MPF processa Triunfo por descaso na conservação da BR-153 entre Icém e Ubarana
A ação pede que, a partir de agora, a empresa só possa realizar reajustes nas tarifas de pedágio se comprovar o cumprimento do contrato de concessão

O Ministério Público Federal (MPF) quer que a concessionária Triunfo Transbrasiliana seja obrigada a adotar, imediatamente, providências para recuperar as condições de tráfego da rodovia BR-153, no trecho de 136 km entre Icém e Ubarana. Os pedidos fazem parte de uma ação civil pública que o MPF moveu contra Triunfo Transbrasiliana, a Agência Nacional de Transportes Terrestres (ANTT) e o Ministério dos Transportes.

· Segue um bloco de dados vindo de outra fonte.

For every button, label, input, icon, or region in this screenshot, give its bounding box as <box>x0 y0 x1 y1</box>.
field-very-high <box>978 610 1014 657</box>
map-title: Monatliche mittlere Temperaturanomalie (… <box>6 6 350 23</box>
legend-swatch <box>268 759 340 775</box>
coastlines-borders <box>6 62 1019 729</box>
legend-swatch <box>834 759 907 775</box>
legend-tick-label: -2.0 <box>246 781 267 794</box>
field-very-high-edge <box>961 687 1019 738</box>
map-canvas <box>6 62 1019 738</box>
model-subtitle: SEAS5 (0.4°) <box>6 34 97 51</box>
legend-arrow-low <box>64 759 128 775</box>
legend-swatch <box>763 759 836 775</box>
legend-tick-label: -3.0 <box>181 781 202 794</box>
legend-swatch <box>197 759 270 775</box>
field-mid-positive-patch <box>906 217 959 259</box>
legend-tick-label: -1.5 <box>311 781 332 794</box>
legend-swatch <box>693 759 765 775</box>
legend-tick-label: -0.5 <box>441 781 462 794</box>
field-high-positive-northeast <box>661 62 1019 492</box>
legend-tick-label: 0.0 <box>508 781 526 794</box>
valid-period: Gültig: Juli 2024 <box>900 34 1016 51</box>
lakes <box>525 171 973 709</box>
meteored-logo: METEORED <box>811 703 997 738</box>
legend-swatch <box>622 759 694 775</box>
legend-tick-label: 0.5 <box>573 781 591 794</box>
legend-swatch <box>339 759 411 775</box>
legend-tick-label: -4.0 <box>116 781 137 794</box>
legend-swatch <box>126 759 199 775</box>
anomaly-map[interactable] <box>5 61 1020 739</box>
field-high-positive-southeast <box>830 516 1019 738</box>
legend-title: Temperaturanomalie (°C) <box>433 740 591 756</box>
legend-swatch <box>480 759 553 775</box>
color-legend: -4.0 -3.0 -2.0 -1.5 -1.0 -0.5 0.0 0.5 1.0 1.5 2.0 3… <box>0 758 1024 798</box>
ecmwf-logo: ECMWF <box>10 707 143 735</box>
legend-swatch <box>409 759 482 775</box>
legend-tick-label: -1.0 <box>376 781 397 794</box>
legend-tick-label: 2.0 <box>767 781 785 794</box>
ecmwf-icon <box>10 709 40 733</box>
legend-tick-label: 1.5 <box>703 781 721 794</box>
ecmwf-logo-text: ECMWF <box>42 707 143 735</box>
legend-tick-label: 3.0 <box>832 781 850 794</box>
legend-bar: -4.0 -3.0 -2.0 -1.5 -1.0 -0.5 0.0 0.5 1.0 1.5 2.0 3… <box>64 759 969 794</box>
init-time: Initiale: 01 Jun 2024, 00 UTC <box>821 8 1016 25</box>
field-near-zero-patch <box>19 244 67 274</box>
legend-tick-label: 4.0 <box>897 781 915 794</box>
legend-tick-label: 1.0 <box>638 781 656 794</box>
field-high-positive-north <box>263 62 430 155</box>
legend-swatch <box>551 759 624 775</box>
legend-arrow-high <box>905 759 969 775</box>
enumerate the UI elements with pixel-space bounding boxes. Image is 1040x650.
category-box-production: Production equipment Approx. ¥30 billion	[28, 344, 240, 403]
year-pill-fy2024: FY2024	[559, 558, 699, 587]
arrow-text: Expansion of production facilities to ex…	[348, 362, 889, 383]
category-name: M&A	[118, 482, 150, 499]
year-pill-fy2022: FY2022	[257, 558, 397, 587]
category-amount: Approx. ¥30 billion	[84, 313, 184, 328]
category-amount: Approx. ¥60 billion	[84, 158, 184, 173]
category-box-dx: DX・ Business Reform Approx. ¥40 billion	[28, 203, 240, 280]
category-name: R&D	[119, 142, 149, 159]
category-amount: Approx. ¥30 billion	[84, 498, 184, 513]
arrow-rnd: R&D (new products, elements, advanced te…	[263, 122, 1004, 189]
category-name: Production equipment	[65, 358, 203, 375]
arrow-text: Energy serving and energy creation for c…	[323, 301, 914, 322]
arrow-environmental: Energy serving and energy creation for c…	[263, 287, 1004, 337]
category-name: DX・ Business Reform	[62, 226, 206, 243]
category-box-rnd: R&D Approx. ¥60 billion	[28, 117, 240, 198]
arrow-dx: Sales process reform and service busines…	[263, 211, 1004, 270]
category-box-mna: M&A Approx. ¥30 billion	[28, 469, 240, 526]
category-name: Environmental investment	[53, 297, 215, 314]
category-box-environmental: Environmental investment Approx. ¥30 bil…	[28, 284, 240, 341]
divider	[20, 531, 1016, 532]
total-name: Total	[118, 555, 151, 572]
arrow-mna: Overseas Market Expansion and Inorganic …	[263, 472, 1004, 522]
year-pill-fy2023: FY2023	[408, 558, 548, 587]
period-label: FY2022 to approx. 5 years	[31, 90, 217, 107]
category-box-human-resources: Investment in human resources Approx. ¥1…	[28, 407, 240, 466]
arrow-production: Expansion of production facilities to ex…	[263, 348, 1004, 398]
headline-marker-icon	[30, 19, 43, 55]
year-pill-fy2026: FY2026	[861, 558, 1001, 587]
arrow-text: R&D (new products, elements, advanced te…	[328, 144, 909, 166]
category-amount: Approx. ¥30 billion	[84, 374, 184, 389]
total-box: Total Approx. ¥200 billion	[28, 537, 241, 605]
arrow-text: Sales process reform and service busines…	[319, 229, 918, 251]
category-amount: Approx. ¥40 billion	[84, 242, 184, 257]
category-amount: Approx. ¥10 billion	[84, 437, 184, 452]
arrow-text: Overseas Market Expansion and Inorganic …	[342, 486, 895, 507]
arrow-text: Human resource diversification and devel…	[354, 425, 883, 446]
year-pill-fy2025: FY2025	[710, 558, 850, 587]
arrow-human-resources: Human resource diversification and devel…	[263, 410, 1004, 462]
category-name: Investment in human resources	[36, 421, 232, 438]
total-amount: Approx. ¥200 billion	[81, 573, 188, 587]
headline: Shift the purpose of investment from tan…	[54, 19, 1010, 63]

A extensão da BR-153 compreendida no processo está inserida na área de abrangência da unidade do MPF em Rio Preto, que ajuizou a ação.
De acordo com o órgão fiscalizador, as marcas de abandono são visíveis ao longo dos 136 quilômetros do trecho e evidenciam o descumprimento sistemático do contrato de concessão pela Triunfo Transbrasiliana. “A falta de manutenção comprometeu severamente a segurança do tráfego na via, onde acidentes são registrados com frequência, muitos deles fatais. A baixa qualidade do serviço prestado já acarretou à concessionária R$ 1,1 bilhão em multas”, informou.
O valor corresponde a mais de 500 autuações aplicadas pela ANTT nos últimos anos, das quais apenas duas foram pagas até hoje, no valor de R$ 1,1 milhão, segundo o MPF.
Em dezembro de 2025, o MPF recomendou à empresa uma série de providências, como a recuperação do asfalto e a melhoria do sistema de drenagem. Consta na ação que nada foi feito.
Pedidos
Na ação, o MPF requer que a Justiça Federal obrigue a concessionária, desde já, a elaborar um plano estrutural com medidas emergenciais e cronograma detalhado a ser cumprido em até 180 dias. Além da restauração do pavimento e da estrutura de escoamento pluvial, o projeto deve incluir melhorias na sinalização e na iluminação da rodovia.
O Ministério Público Federal pleiteia que a execução do plano seja acompanhado por auditores independentes, a serem contratados pela Triunfo Transbrasiliana e que seja estabelecida uma reserva financeira, correspondente a pelo menos 10% da arrecadação bruta mensal com pedágios, e a proibição da distribuição de lucros e outras remunerações a acionistas da empresa até a conclusão do plano emergencial.
O MPF requer ainda que recursos já existentes e previstos sejam usados nas obras, como os R$ 92,9 milhões depositados a título de seguro-garantia e o montante de R$ 591,8 milhões que integra o saldo de multas não pagas pela Triunfo Transbrasiliana.
Ao mesmo tempo, a ação pede que, a partir de agora, a empresa só possa realizar reajustes nas tarifas de pedágio se comprovar o cumprimento do contrato de concessão, em vigor desde 2008.
Segundo um laudo técnico do MPF elaborado em 2025, o trecho da rodovia no norte paulista apresenta inúmeros pontos de deterioração do asfalto, com buracos, fissuras, trincas, ondulações e afundamentos. Os peritos identificaram um emaranhado de reparos realizados ao longo da via que apenas cobrem as avarias no pavimento de maneira paliativa.